Vem daí a necessidade de se formar cooperativas de produtores e associações, já existentes em 17 Estados. “O mercado exige o afunilamento das marcas. A maioria das pessoas não sabe dizer o nome de mais de cinco marcas de vodca e dez de uísque. O mesmo vai acontecer com a cachaça”, afirma Albernaz. Se as principais marcas de uísque não passam de dez, o paulista Claide Viniz, maior colecionador da bebida escocesa no mundo, guarda 3.308 rótulos diferentes em sua adega. Na sexta-feira 10, ele participou com outros sete jurados de uma degustação de cachaças no Hotel Hyatt, em São Paulo. “Normalmente, um consumidor de uísque aprecia outros destilados. Tomo cachaça com frequência. Prefiro pedir um uísque em uma casa noturna, mas fico com a branquinha como aperitivo antes do almoço”, diz. “Hoje, a cachaça assumiu o seu lugar. Há algum tempo, pedi-la em um restaurante era uma ofensa ao estabelecimento.”

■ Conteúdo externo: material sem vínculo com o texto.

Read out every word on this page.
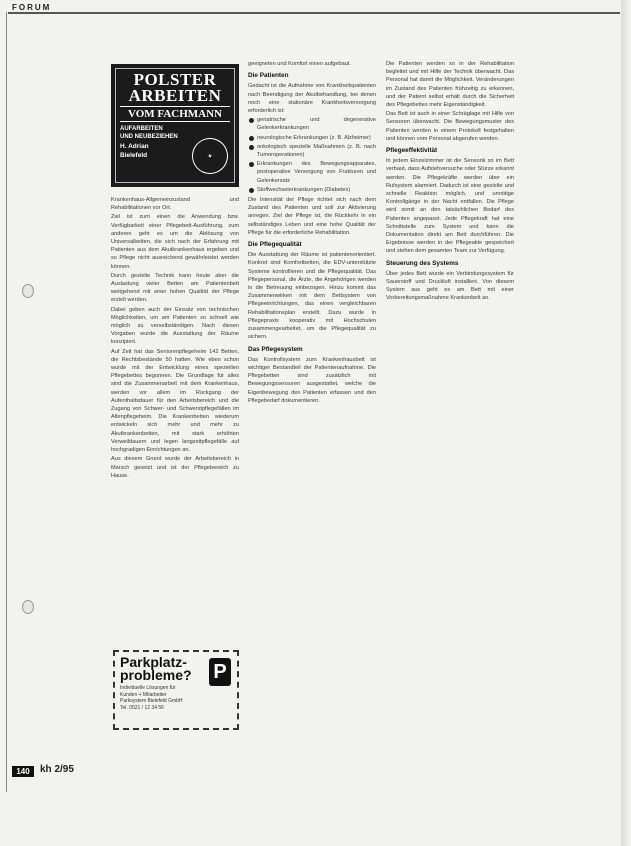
FORUM
POLSTER
ARBEITEN
VOM FACHMANN
AUFARBEITEN
UND NEUBEZIEHEN
H. Adrian
Bielefeld	✦

Krankenhaus-Allgemeinzustand und Rehabilitationen vor Ort.

Ziel ist zum einen die Anwendung bzw. Verfügbarkeit einer Pflegebett-Ausführung, zum anderen geht es um die Ablösung von Universalbetten, die sich nach der Erfahrung mit Patienten aus dem Akutkrankenhaus ergeben und so Pflege nicht ausreichend gewährleistet werden können.

Durch gezielte Technik kann heute aber die Auslastung vieler Betten am Patientenbett weitgehend mit einer hohen Qualität der Pflege erzielt werden.

Dabei geben auch der Einsatz von technischen Möglichkeiten, um am Patienten so schnell wie möglich zu verselbständigen. Nach diesen Vorgaben wurde die Ausstattung der Räume konzipiert.

Auf Zeit hat das Seniorenpflegeheim 142 Betten, die Rechtsbestände 50 hatten. Wie eben schon wurde mit der Entwicklung eines speziellen Pflegebettes begonnen. Die Grundlage für alles sind die Zusammenarbeit mit dem Krankenhaus, werden vor allem im Rückgang der Aufenthaltsdauer für den Arbeitsbereich und die Zugang von Schwer- und Schwerstpflegefällen im Altenpflegeheim. Die Krankenbetten wiederum entwickeln sich mehr und mehr zu Akutkrankenbetten, mit stark erhöhten Verweildauern und legen langzeitpflegefälle auf hochgradigen Einrichtungen an.

Aus diesem Grund wurde der Arbeitsbereich in Marsch gesetzt und ist der Pflegebereich zu Hause.

Parkplatz-
probleme?	P
Individuelle Lösungen für
Kunden + Mitarbeiter
Parksystem Bielefeld GmbH
Tel. 0521 / 12 34 56

geeigneten und Komfort einen aufgebaut.

Die Patienten

Gedacht ist die Aufnahme von Krankheitspatienten nach Beendigung der Akutbehandlung, bei denen noch eine stationäre Krankheitsversorgung erforderlich ist:

geriatrische und degenerative Gelenkerkrankungen
neurologische Erkrankungen (z. B. Alzheimer)
onkologisch spezielle Maßnahmen (z. B. nach Tumoroperationen)
Erkrankungen des Bewegungsapparates, postoperative Versorgung von Frakturen und Gelenkersatz
Stoffwechselerkrankungen (Diabetes)

Die Intensität der Pflege richtet sich nach dem Zustand des Patienten und soll zur Aktivierung anregen. Ziel der Pflege ist, die Rückkehr in ein selbständiges Leben und eine hohe Qualität der Pflege für die erforderliche Rehabilitation.

Die Pflegequalität

Die Ausstattung der Räume ist patientenorientiert. Konkret sind Komfortbetten, die EDV-unterstützte Systeme kontrollieren und die Pflegequalität. Das Pflegepersonal, die Ärzte, die Angehörigen werden in die Betreuung einbezogen. Hinzu kommt das Zusammenwirken mit dem Bettsystem von Pflegeeinrichtungen, das einen vergleichbaren Rehabilitationsplan erstellt. Dazu wurde in Pflegepraxis kooperativ mit Hochschulen zusammengearbeitet, um die Pflegequalität zu sichern.

Das Pflegesystem

Das Kontrollsystem zum Krankenhausbett ist wichtiger Bestandteil der Patientenaufnahme. Die Pflegebetten sind zusätzlich mit Bewegungssensoren ausgestattet, welche die Eigenbewegung des Patienten erfassen und den Pflegebedarf dokumentieren.

Die Patienten werden so in der Rehabilitation begleitet und mit Hilfe der Technik überwacht. Das Personal hat damit die Möglichkeit, Veränderungen im Zustand des Patienten frühzeitig zu erkennen, und der Patient selbst erhält durch die Sicherheit des Pflegebettes mehr Eigenständigkeit.

Das Bett ist auch in einer Schräglage mit Hilfe von Sensoren überwacht. Die Bewegungsmuster des Patienten werden in einem Protokoll festgehalten und können vom Personal abgerufen werden.

Pflegeeffektivität

In jedem Einzelzimmer ist die Sensorik so im Bett verbaut, dass Aufstehversuche oder Stürze erkannt werden. Die Pflegekräfte werden über ein Rufsystem alarmiert. Dadurch ist eine gezielte und schnelle Reaktion möglich, und unnötige Kontrollgänge in der Nacht entfallen. Die Pflege wird somit an den tatsächlichen Bedarf des Patienten angepasst. Jede Pflegekraft hat eine Schnittstelle zum System und kann die Dokumentation direkt am Bett durchführen. Die Ergebnisse werden in der Pflegeakte gespeichert und stehen dem gesamten Team zur Verfügung.

Steuerung des Systems

Über jedes Bett wurde ein Verbindungssystem für Sauerstoff und Druckluft installiert. Von diesem System aus geht es am Bett mit einer Vorbereitungsmaßnahme Krankenbett an.

140	kh 2/95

Nos últimos anos, muitos bares aprenderam a servir cachaça. Deixar gelar a garrafa, por exemplo, é procedimento obrigatório na opinião da publicitária Thelma Bassit, presidente da Confraria Clube da Cachaça de São Paulo, fundada em setembro do ano passado. “A cachaça pode ser tomada com gelo, mas o ideal é guardá-la no congelador. Fizemos o primeiro encontro da Confraria em um restaurante que não servia cachaça e, quando voltei ao lugar, já tinham garrafas na geladeira”, lembra Thelma. A primeira confraria da cachaça
nasceu em Brasília há dois anos e meio. “Além de conhecer marcas
novas e degustá-las, as confrarias contribuem para difundir o hábito
de consumir cachaça em diferentes ambientes”, diz. Os confrades Fernando Amaral e Paulo Rocha fazem coro. “Há muitos tipos de cachaça e pouca gente sabe diferenciar. O barril onde foi envelhecida, por exemplo, tem enorme relevância no resultado. Não gosto de cachaça armazenada em umburana e adoro as envelhecidas em carvalho ou bálsamo”, explica Fernando.
O sucesso das exportações de cachaça ainda esbarra no seu baixo valor agregado. Para cada litro exportado, ficam no País em média US$ 0,80, um valor irrisório se comparado aos mais de US$ 10 cobrados por uma caipirinha em Nova York. Toda cachaça, lá fora, é consumida com limão, gelo e açúcar. Ensinar aos gringos que a bebida pode ser consumida pura é um dos desafios do Programa Brasileiro de Desenvolvimento da Cachaça (PBDAC). Criado em 1997, ele tem contribuído para capacitar o setor e, em parceria com a Apex (Agência de Promoção de Exportações), batalha para que mais produtores alcancem portos estrangeiros. “Os pequenos produtores precisam cumprir as exigências de higiene e qualidade dos importadores, já confirmadas nas grandes marcas. Com isso, as cachaças artesanais poderão chegar ao Exterior como uma bebida de luxo”, alerta Maria José Miranda, gerente nacional do PBDAC. “Mas não podemos esquecer que há dois tipos de consumidor, aquele que paga R$ 0,50 por uma dose e aquele que desembolsa R$ 10 por um gole”, diz ela. Cada um a seu modo, todos contribuem para esvaziar os tonéis.

CACHAÇA OFICIAL

A marvada chegou ao poder. No Palácio do Planalto, ao lado de Lula, está sentado um produtor da dengosa. Há quatro anos, a Fazenda Cantagalo, da família do vice-presidente José Alencar, se enveredou para a arte de produzir birita. Acostumados a tanger gado, os 160 empregados da fazenda aprenderam a lidar com moendas e alambiques desde que 120 hectares de pasto foram transformados em lavoura de cana. O resultado? Uma produção anual de 600 mil litros, comercializada com o rótulo de Maria da Cruz. O nome foi emprestado do município de Pedras de Maria da Cruz, antigo distrito de Januária, no norte de Minas Gerais, onde fica a fazenda. Envelhecida por dois anos em tonéis
de umburanas, a produção tem dado mais trabalho do que os produtores esperavam. “Poderíamos deixar tudo mais fácil se botássemos fogo no canavial e apressássemos o processo de fermentação. Mas perderíamos qualidade. Uma bebida nota dez exige dedicação”, ensina Antônio Gomes, irmão mais novo do vice-presidente. É ele quem administra a fazenda e toma conta do alambique. Consumidor de cachaça, hábito que herdou do pai, Gomes pertence ao conselho da Coteminas, indústria têxtil de Alencar. “Eu e outro irmão fazemos parte do conselho. A Fazenda Cantagalo pertence à empresa. De certa forma, podemos dizer que a cachaça é o novo produto da Coteminas”, brinca ele.